Playing with Craig is very emotionally and physically demanding. His music is very intense, and he pushes the band is sometimes uncomfortable but always interesting directions. In order to rehearse for the show, we ran the set twice in a row in the afternoon (immediately after driving into Ottawa from Montreal), and then went to set up and soundcheck for the show (we also ate Shawarma twice that day). The show went super well, but I’m still recuperating from several after-effects – including muscle soreness in my hands, and a ringing in my ears.
On Saturday, I played a wedding ceremony in Kirkland with my string trio, Trio Da Capo. It was a nice ceremony, and entertaining because one of the couple’s four kids was running around the whole time, enjoying the sound of his new shoes on the church floor.
Saturday evening I was back in the Ottawa area, playing a house concert in a beautiful mansion in Gatineau with Renée Yoxon and Chad Linsley. The name of the concert series is the Tiny House Mansion Concerts. The place was incredible (I can’t believe I didn’t take a photo!), and the hosts were awesome. They had an old, slightly out-of-tune Heintzman upright piano, which Chad made sound great. It’s a total treat to play with these two! I always need to be on my toes, the music often takes surprising twists and turns. My favorite moment of the evening was when I sat down to listen to Renée and Chad perform a tune I don’t play on, entitled Little Prince. As the last note faded, there was an audible group exhalation, almost a sigh – like everybody had been released from a spell all at the same time. Maybe not a spell, more like a beautiful enchanted dream world, and they all came back to reality when the song finished. It was a really incredible feeling.

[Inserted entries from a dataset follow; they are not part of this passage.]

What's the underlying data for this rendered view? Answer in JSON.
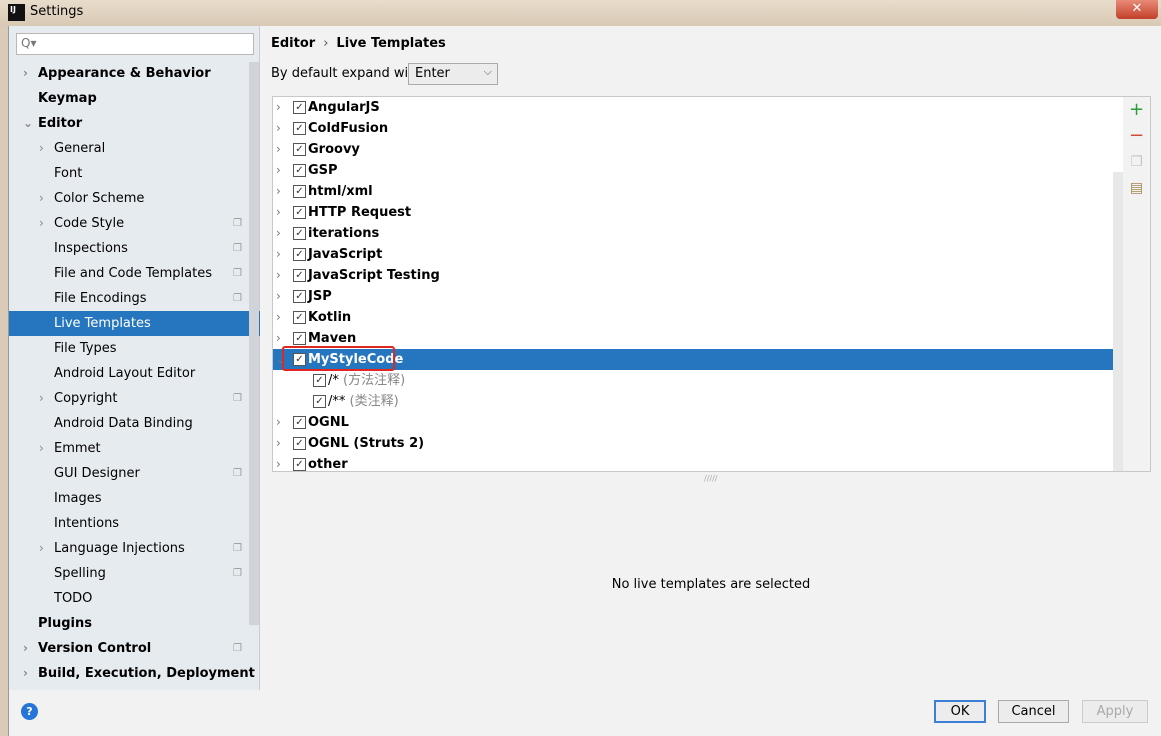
{
  "window": {
    "title": "Settings",
    "logo": "IJ",
    "close": "✕"
  },
  "search": {
    "placeholder": "Q▾"
  },
  "sidebar": {
    "items": [
      {
        "label": "Appearance & Behavior",
        "level": 0,
        "bold": true,
        "arrow": "›",
        "copy": false
      },
      {
        "label": "Keymap",
        "level": 0,
        "bold": true,
        "arrow": "",
        "copy": false
      },
      {
        "label": "Editor",
        "level": 0,
        "bold": true,
        "arrow": "⌄",
        "copy": false
      },
      {
        "label": "General",
        "level": 1,
        "arrow": "›",
        "copy": false
      },
      {
        "label": "Font",
        "level": 1,
        "arrow": "",
        "copy": false
      },
      {
        "label": "Color Scheme",
        "level": 1,
        "arrow": "›",
        "copy": false
      },
      {
        "label": "Code Style",
        "level": 1,
        "arrow": "›",
        "copy": true
      },
      {
        "label": "Inspections",
        "level": 1,
        "arrow": "",
        "copy": true
      },
      {
        "label": "File and Code Templates",
        "level": 1,
        "arrow": "",
        "copy": true
      },
      {
        "label": "File Encodings",
        "level": 1,
        "arrow": "",
        "copy": true
      },
      {
        "label": "Live Templates",
        "level": 1,
        "arrow": "",
        "copy": false,
        "selected": true
      },
      {
        "label": "File Types",
        "level": 1,
        "arrow": "",
        "copy": false
      },
      {
        "label": "Android Layout Editor",
        "level": 1,
        "arrow": "",
        "copy": false
      },
      {
        "label": "Copyright",
        "level": 1,
        "arrow": "›",
        "copy": true
      },
      {
        "label": "Android Data Binding",
        "level": 1,
        "arrow": "",
        "copy": false
      },
      {
        "label": "Emmet",
        "level": 1,
        "arrow": "›",
        "copy": false
      },
      {
        "label": "GUI Designer",
        "level": 1,
        "arrow": "",
        "copy": true
      },
      {
        "label": "Images",
        "level": 1,
        "arrow": "",
        "copy": false
      },
      {
        "label": "Intentions",
        "level": 1,
        "arrow": "",
        "copy": false
      },
      {
        "label": "Language Injections",
        "level": 1,
        "arrow": "›",
        "copy": true
      },
      {
        "label": "Spelling",
        "level": 1,
        "arrow": "",
        "copy": true
      },
      {
        "label": "TODO",
        "level": 1,
        "arrow": "",
        "copy": false
      },
      {
        "label": "Plugins",
        "level": 0,
        "bold": true,
        "arrow": "",
        "copy": false
      },
      {
        "label": "Version Control",
        "level": 0,
        "bold": true,
        "arrow": "›",
        "copy": true
      },
      {
        "label": "Build, Execution, Deployment",
        "level": 0,
        "bold": true,
        "arrow": "›",
        "copy": false
      }
    ]
  },
  "breadcrumb": {
    "parent": "Editor",
    "sep": "›",
    "current": "Live Templates"
  },
  "expand": {
    "label": "By default expand with",
    "value": "Enter"
  },
  "templates": [
    {
      "label": "AngularJS"
    },
    {
      "label": "ColdFusion"
    },
    {
      "label": "Groovy"
    },
    {
      "label": "GSP"
    },
    {
      "label": "html/xml"
    },
    {
      "label": "HTTP Request"
    },
    {
      "label": "iterations"
    },
    {
      "label": "JavaScript"
    },
    {
      "label": "JavaScript Testing"
    },
    {
      "label": "JSP"
    },
    {
      "label": "Kotlin"
    },
    {
      "label": "Maven"
    },
    {
      "label": "MyStyleCode",
      "selected": true,
      "expanded": true
    },
    {
      "label": "/*",
      "desc": " (方法注释)",
      "child": true
    },
    {
      "label": "/**",
      "desc": " (类注释)",
      "child": true
    },
    {
      "label": "OGNL"
    },
    {
      "label": "OGNL (Struts 2)"
    },
    {
      "label": "other"
    }
  ],
  "empty_message": "No live templates are selected",
  "footer": {
    "help": "?",
    "ok": "OK",
    "cancel": "Cancel",
    "apply": "Apply"
  }
}
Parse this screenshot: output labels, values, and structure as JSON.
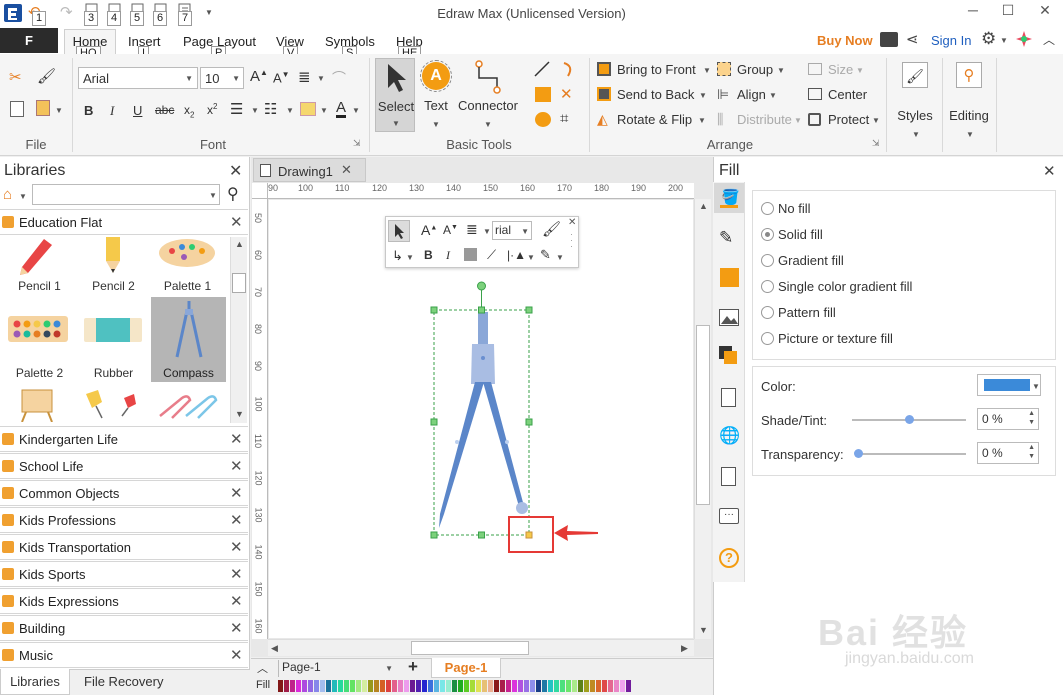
{
  "window": {
    "title": "Edraw Max (Unlicensed Version)"
  },
  "quick_access_keytips": [
    "1",
    "3",
    "4",
    "5",
    "6",
    "7"
  ],
  "menu": {
    "file_label": "F",
    "tabs": [
      {
        "label": "Home",
        "keytip": "HO"
      },
      {
        "label": "Insert",
        "keytip": "I"
      },
      {
        "label": "Page Layout",
        "keytip": "P"
      },
      {
        "label": "View",
        "keytip": "V"
      },
      {
        "label": "Symbols",
        "keytip": "S"
      },
      {
        "label": "Help",
        "keytip": "HE"
      }
    ],
    "buy_now": "Buy Now",
    "sign_in": "Sign In"
  },
  "ribbon": {
    "groups": {
      "file": "File",
      "font": "Font",
      "basic_tools": "Basic Tools",
      "arrange": "Arrange"
    },
    "font_name": "Arial",
    "font_size": "10",
    "tools": {
      "select": "Select",
      "text": "Text",
      "connector": "Connector"
    },
    "arrange": {
      "bring_to_front": "Bring to Front",
      "send_to_back": "Send to Back",
      "rotate_flip": "Rotate & Flip",
      "group": "Group",
      "align": "Align",
      "distribute": "Distribute",
      "size": "Size",
      "center": "Center",
      "protect": "Protect"
    },
    "styles": "Styles",
    "editing": "Editing"
  },
  "libraries": {
    "title": "Libraries",
    "search_placeholder": "",
    "open_library": "Education Flat",
    "shapes": [
      "Pencil 1",
      "Pencil 2",
      "Palette 1",
      "Palette 2",
      "Rubber",
      "Compass"
    ],
    "selected_shape": "Compass",
    "collapsed": [
      "Kindergarten Life",
      "School Life",
      "Common Objects",
      "Kids Professions",
      "Kids Transportation",
      "Kids Sports",
      "Kids Expressions",
      "Building",
      "Music"
    ],
    "bottom_tabs": [
      "Libraries",
      "File Recovery"
    ]
  },
  "document": {
    "tab": "Drawing1",
    "ruler_h": [
      "90",
      "100",
      "110",
      "120",
      "130",
      "140",
      "150",
      "160",
      "170",
      "180",
      "190",
      "200"
    ],
    "ruler_v": [
      "50",
      "60",
      "70",
      "80",
      "90",
      "100",
      "110",
      "120",
      "130",
      "140",
      "150",
      "160"
    ],
    "mini_toolbar_font": "rial",
    "page_select": "Page-1",
    "page_tab": "Page-1",
    "fill_label": "Fill"
  },
  "fill_panel": {
    "title": "Fill",
    "options": [
      "No fill",
      "Solid fill",
      "Gradient fill",
      "Single color gradient fill",
      "Pattern fill",
      "Picture or texture fill"
    ],
    "selected": "Solid fill",
    "color_label": "Color:",
    "color_value": "#3b8ad9",
    "shade_label": "Shade/Tint:",
    "shade_value": "0 %",
    "shade_slider": 0.5,
    "transparency_label": "Transparency:",
    "transparency_value": "0 %",
    "transparency_slider": 0.0
  },
  "colors": {
    "accent_orange": "#e67e22",
    "link_blue": "#1f5fbf",
    "compass_blue": "#5b86c9",
    "highlight_red": "#e53935"
  },
  "watermark": {
    "text": "Bai 经验",
    "url": "jingyan.baidu.com"
  }
}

Sunday morning began with a great, relaxed home rehearsal for Marie-Claire‘s upcoming album launch. Maybe I’m biased, but I think it’s a great project, with a great sounding album, and a great band (Eric Thibodeau on drums! I get to play with him in Craig’s group, too). Marie-Claire’s composition has always floored me, I wish I could write that well. Apparently the album has been getting some CBC airtime, which is exciting!!
Sunday afternoon was a rehearsal with Siach Hasadeh, the formation with strings. With this group we’ve been heading into a really beautiful and interesting area, incorporating more and more free improvisation and extended techniques into the group vocabulary. So we worked on a bunch of improvisation exercises, and worked on some new material, and the whole process was exhilarating! Hopefully we’ll be able to do another tour this spring….
Sunday evening I got to check out Eric Hove’s new project at the OFF Jazz Festival. It was crazy! Wild spectral music over cool grooves. I’ve never heard anything like it before! It’s not often I get the chance to go to a concert, so this was a real treat, especially since the music was great. It was also a great jazz hang!
If you made it this far, thank you for reading. I hope to post about once a week, so stay tuned for more!
I’m off to do some web design homework.